I will study the code some more.
I think you might wanna look at how which point the backprop optimization actually changes the parameters. This is done after each batch.
(Also note that batch != block.)
I am still baffled. I still only see one factor, that is that the loss is calculated over the B T dimensions (`batch_size block_size`), but changing B by one should not have the effect that it does (in my case going from 16 to 17 and then going from overfitting to massively underfitting), I would think, because, when picking a slightly bigger B I am essentially also just reducing noise and shouldn't have a "weaker model". Could this have to do with the fixed seed and that the one more block that is then included is randomly adding features that are accidentally destroying things? But why would this be for a whole bunch of batches in a row, that is hard to believe.
This is the code that I peeled out, all the function calls that seem to be relevant:
In train.py
X, Y = get_batch('train') # X and Y are both of shape [B, T]
# forward pass. loss is scalar, logits are [B, T, C], C is vocab size, for me currently [16, 512, 50304]
# so loss is calculated over [B, T]; see other comment
# effectively calling GPT.forward() from model.py
logits, loss = model(X, Y)
# set the gradients. For my setup, (no GradScaler since bfloat16 and not float16, and not cuda,
# mps instead), this is effectively loss.backward()
scaler.scale(loss).backward()
# apply the gradients. The next two steps are effectively optimizer.step().
# All parameters that have a gradient set are updated.
scaler.step(optimizer)
scaler.update()
# reset the gradients so PyTorch does not accumulate them
optimizer.zero_grad(set_to_none=True)
In model.py, in GPT.forward()
# view on logits is [B * T, C], in my case [8192, 50304]
# loss is determined over B * T, which was already clear from the result in train.py
loss = F.cross_entropy(logits.view(-1, logits.size(-1)), targets.view(-1), ignore_index=-1)
(BTW in a previous post I pointed out the wrong code concerning the loss being evaluated over all blocks in a
batch. That code was for the eval_interval
where model is in eval mode and evaluates over all eval_iters
batches. But indeed the loss that I am looking at is also determined over all of [B, T].)

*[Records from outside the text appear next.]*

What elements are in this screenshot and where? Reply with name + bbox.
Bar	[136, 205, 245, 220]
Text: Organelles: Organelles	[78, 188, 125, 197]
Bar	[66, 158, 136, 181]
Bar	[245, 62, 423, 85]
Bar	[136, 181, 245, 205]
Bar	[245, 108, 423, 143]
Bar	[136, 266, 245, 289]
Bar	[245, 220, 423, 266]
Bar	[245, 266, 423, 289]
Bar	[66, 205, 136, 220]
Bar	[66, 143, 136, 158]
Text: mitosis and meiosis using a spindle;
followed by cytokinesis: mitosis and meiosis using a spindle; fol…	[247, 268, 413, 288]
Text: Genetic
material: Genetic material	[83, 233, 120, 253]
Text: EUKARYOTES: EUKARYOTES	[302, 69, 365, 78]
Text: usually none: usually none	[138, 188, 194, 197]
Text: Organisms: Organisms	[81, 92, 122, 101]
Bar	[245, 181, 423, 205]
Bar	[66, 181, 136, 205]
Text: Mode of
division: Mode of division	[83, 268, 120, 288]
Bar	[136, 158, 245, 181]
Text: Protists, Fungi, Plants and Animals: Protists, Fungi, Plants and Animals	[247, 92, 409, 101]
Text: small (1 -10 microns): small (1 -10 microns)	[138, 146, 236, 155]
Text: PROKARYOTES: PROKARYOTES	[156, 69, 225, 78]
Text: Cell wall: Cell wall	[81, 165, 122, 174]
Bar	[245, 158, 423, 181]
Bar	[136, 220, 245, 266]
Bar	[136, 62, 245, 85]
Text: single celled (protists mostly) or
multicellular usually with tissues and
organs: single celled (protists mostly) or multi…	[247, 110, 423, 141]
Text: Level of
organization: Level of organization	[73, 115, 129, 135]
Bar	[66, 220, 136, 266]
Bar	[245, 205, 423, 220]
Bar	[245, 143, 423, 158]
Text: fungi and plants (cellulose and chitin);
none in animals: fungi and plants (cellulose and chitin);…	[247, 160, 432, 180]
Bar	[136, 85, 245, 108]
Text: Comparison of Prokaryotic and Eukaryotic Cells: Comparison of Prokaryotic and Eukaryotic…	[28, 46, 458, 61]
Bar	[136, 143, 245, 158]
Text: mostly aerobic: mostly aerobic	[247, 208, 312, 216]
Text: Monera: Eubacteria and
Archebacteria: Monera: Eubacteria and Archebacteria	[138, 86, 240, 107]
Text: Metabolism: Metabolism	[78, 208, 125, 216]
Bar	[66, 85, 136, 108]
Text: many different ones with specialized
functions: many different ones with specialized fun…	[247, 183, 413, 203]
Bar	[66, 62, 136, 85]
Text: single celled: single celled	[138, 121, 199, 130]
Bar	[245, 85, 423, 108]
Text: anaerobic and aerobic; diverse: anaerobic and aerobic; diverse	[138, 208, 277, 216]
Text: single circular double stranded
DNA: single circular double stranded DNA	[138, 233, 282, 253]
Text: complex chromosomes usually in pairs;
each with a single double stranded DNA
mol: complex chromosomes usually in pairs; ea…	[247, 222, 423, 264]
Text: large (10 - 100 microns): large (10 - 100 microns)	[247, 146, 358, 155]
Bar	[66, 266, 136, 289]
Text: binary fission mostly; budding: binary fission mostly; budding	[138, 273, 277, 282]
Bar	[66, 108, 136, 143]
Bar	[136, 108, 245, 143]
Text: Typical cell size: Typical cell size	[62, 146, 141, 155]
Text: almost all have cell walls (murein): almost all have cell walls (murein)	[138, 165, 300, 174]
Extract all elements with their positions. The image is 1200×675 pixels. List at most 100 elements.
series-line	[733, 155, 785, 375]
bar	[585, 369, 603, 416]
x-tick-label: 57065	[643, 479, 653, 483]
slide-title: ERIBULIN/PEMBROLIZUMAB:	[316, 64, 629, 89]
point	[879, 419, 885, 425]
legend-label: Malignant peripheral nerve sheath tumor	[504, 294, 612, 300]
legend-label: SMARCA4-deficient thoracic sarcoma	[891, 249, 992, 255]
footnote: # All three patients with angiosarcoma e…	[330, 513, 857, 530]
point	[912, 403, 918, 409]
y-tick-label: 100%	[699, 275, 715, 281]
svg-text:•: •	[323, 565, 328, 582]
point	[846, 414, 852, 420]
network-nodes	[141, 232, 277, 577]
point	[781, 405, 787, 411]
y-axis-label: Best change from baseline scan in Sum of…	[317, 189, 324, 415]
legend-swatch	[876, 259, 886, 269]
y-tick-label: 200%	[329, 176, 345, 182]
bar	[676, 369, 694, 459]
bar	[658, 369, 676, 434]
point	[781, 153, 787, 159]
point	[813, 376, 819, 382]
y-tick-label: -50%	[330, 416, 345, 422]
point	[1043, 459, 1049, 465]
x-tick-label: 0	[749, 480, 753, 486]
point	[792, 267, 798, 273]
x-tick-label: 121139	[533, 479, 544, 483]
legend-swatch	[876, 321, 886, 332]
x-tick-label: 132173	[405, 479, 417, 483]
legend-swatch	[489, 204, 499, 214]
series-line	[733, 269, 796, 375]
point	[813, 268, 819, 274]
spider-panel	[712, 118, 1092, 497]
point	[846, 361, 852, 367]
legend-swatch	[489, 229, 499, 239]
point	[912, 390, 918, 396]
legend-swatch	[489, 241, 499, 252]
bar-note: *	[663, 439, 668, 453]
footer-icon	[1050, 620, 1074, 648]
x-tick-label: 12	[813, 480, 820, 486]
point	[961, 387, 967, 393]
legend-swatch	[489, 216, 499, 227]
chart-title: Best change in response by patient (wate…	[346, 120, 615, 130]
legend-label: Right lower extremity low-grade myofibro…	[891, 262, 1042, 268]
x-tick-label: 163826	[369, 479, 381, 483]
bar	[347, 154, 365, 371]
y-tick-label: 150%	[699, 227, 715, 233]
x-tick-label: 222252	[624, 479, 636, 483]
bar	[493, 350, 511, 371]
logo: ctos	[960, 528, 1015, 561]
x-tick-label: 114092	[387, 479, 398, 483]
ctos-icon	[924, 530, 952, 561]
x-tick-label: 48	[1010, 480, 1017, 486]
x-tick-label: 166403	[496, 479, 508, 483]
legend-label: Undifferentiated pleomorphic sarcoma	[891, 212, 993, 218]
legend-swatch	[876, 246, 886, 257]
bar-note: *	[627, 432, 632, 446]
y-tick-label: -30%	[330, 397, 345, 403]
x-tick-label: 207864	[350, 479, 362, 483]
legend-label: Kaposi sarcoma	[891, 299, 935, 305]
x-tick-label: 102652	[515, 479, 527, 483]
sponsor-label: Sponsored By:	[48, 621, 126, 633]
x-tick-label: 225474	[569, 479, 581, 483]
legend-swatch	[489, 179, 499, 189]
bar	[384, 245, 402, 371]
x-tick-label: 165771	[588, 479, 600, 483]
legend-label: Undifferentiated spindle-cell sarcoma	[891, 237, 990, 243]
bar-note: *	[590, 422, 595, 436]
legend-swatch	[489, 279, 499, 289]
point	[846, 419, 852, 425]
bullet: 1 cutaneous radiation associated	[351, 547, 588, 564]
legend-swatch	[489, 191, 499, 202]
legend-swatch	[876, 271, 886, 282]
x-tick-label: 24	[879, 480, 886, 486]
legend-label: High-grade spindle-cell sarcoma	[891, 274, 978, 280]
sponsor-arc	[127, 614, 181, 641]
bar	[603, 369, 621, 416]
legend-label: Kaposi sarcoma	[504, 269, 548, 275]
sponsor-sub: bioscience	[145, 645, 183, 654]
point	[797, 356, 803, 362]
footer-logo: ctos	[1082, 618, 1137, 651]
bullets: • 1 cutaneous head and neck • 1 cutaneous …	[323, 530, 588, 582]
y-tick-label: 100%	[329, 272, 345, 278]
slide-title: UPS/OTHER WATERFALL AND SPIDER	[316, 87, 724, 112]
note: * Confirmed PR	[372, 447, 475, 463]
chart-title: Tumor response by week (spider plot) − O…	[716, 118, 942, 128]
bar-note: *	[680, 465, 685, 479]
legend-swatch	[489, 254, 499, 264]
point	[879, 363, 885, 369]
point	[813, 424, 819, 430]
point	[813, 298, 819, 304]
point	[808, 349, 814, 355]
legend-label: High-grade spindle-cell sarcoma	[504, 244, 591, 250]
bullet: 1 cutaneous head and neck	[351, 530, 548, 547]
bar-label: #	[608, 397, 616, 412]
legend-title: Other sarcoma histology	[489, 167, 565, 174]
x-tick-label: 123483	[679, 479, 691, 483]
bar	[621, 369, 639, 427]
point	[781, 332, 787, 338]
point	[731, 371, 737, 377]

Edits: I just looked up the documentation for cross_entropy()
and see that if defaults to mean
so no issue there either. And I wonder what ignore_index=-1
does, since the default is -100
(see also #297). BTW targets.view(-1).shape
is [B * T].
wow, in this case i am also pretty much out of explanations. of course you can try to run with different seed. or maybe batch size has to be a multiple of something? idk
@0dB is there any explanation that you found for batch size affecting convergence? For me in general it is not clear what batch size changes except faster computation on GPU (MPS in my case)
It is my understanding from the videos that batch size should have no influence on convergence. But I have cases where increasing the batch size will lead to underfitting, or where decreasing the batch size will lead to overfitting. Is there an explanation for this? Am I getting something wrong? (AFAIK batch normalization could have this effect, but not layer normalization.)